Justice STEWART concurred in the judgment and opinion.
Justice GOLDENHERSH concurred in part and dissented in part, with opinion.
¶ 33Justice GOLDENHERSH, concurring in part and dissenting in part:
¶ 34 I concur with my colleagues concerning the substantive issues in this appeal. As to their disposition on sanctions, I respectfully dissent.
¶ 35 I note initially that in my opinion the record does not sustain the circuit court's findings that the complaint was not warranted by existing law, but rather was interposed for an improper purpose. We all recognize the broad discretion the circuit court possesses in determining such questions and the judge's hard and lonely position, and my conclusion is in no way a criticism of a long-serving distinguished and exemplary jurist. My chief concern is a weightier issue.

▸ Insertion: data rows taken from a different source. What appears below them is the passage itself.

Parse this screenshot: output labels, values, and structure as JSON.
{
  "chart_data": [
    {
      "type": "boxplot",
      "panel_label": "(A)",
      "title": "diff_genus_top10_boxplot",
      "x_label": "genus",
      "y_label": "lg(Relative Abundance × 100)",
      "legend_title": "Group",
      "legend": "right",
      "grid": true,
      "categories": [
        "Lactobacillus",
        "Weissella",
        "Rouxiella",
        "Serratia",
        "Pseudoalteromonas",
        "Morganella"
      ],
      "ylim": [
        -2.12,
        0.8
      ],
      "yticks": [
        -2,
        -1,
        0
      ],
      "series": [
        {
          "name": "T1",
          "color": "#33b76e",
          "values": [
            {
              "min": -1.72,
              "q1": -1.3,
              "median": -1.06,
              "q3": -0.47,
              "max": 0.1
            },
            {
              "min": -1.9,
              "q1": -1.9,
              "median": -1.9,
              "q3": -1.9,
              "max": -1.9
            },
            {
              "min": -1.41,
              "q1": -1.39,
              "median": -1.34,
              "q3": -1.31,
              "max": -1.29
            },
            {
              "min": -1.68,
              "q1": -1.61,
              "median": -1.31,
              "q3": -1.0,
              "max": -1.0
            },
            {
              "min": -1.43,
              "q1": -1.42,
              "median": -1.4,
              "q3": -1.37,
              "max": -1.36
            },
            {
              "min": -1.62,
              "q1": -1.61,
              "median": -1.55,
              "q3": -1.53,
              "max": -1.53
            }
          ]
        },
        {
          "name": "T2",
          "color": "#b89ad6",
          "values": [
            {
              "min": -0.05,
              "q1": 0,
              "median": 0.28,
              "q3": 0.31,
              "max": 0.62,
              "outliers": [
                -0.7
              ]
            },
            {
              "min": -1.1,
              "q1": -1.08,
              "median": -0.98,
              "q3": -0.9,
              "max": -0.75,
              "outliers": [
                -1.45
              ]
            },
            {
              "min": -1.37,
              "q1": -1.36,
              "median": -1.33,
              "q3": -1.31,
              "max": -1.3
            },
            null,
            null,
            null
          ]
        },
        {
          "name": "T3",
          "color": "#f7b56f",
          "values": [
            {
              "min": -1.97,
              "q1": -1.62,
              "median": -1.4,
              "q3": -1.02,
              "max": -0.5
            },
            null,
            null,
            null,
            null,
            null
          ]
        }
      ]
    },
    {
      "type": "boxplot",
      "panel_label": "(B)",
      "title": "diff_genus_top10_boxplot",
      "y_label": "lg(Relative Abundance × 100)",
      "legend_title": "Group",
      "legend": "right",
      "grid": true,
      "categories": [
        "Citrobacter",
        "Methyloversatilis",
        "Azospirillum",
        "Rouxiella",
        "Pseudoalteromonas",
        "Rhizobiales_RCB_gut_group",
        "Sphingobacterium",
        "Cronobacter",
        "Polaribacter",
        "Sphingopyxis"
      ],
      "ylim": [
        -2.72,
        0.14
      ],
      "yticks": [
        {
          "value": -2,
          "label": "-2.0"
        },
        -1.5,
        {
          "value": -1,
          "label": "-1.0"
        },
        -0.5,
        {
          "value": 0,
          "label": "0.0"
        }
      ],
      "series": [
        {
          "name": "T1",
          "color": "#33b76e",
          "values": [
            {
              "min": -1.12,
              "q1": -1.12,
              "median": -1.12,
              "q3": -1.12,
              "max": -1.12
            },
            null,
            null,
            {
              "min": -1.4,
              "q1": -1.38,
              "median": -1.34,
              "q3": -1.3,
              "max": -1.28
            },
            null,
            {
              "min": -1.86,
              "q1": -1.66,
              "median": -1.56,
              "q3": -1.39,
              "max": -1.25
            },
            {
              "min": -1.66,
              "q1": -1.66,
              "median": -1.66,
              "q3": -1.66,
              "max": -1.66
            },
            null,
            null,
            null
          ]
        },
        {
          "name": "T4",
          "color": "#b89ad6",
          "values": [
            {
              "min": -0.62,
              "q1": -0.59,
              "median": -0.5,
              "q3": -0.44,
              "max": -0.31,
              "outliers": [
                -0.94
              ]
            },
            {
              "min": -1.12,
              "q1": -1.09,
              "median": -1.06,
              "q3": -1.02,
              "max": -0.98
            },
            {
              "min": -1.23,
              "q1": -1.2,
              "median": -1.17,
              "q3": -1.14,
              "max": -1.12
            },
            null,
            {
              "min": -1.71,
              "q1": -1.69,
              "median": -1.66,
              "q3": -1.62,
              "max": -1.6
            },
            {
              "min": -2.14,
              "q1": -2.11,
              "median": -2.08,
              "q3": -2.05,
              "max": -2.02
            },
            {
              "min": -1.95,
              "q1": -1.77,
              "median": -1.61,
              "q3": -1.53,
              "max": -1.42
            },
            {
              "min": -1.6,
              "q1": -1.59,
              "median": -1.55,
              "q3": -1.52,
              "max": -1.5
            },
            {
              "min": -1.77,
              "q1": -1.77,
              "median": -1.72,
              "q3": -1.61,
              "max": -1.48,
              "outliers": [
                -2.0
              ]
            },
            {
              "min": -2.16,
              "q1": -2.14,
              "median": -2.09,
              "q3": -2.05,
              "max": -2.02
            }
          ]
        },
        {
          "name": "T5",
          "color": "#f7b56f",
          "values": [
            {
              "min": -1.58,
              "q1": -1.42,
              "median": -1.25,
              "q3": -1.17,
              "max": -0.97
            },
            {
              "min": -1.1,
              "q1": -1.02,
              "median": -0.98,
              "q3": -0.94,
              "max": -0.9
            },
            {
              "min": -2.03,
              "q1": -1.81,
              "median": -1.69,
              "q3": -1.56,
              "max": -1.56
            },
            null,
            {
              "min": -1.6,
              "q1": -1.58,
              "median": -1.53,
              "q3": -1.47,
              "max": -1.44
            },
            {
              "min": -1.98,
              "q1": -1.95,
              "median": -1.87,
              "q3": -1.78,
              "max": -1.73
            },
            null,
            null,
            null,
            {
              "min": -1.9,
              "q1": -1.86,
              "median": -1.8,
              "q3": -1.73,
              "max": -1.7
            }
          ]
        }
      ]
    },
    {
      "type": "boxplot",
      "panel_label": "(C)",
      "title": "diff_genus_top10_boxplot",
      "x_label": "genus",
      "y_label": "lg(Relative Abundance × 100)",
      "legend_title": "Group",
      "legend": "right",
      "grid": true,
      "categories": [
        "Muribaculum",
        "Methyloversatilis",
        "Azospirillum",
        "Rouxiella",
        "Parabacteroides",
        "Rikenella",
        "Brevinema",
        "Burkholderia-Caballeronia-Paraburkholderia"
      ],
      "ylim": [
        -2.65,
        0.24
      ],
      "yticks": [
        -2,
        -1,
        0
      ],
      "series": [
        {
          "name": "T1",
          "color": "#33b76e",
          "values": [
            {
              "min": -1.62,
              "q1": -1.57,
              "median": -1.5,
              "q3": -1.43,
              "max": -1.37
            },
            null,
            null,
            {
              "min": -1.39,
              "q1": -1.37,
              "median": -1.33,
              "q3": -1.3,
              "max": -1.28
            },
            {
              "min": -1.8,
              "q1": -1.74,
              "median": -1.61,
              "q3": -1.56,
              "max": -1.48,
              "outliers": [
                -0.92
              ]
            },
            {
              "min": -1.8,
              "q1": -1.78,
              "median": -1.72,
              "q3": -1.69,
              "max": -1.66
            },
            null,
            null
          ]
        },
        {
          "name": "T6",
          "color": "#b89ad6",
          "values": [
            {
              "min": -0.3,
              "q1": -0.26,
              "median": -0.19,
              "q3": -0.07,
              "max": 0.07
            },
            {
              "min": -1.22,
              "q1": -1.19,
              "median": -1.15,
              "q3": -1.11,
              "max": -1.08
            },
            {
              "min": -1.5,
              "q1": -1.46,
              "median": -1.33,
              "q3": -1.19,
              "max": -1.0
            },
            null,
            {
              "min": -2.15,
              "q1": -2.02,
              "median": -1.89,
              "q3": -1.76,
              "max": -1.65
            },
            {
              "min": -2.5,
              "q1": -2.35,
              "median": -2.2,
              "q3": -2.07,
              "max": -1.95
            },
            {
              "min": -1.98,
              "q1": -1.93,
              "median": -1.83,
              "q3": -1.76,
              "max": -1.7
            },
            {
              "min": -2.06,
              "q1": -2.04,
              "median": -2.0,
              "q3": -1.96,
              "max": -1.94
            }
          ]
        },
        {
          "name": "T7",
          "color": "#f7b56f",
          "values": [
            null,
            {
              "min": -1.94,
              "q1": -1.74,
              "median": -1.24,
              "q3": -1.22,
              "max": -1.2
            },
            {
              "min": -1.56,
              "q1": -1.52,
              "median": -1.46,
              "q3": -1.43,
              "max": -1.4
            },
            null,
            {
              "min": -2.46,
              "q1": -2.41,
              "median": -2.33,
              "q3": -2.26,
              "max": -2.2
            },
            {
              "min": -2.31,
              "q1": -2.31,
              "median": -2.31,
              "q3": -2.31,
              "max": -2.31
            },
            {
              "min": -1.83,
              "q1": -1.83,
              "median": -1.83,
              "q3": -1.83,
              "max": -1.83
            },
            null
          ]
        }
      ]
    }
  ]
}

¶ 36 Disagreeing with an advocate's argument does not equate with the conclusion that the advocate's position was not “well grounded in fact and is warranted by existing law or a good-faith argument for the extension, modification, or reversal of existing law” (Ill. S.Ct. R. 137 (eff. Feb. 1, 1994)). The history of the common law is replete with initially unpopular and rejected positions. The common law's most important jurisprudential philosophers recognized the inherent evolutionary nature of the common law; among others, consider Blackstone, Story, Holmes, and Brandeis. The alternative is the dead hand of archaic precedents and rules so rightly ridiculed by Dickens. It is appropriate that we disagree; it is error to send a message that inhibits growth of our common law tradition.
¶ 37 For the reasons stated above, I respectfully dissent from my colleagues on the issue of sanctions.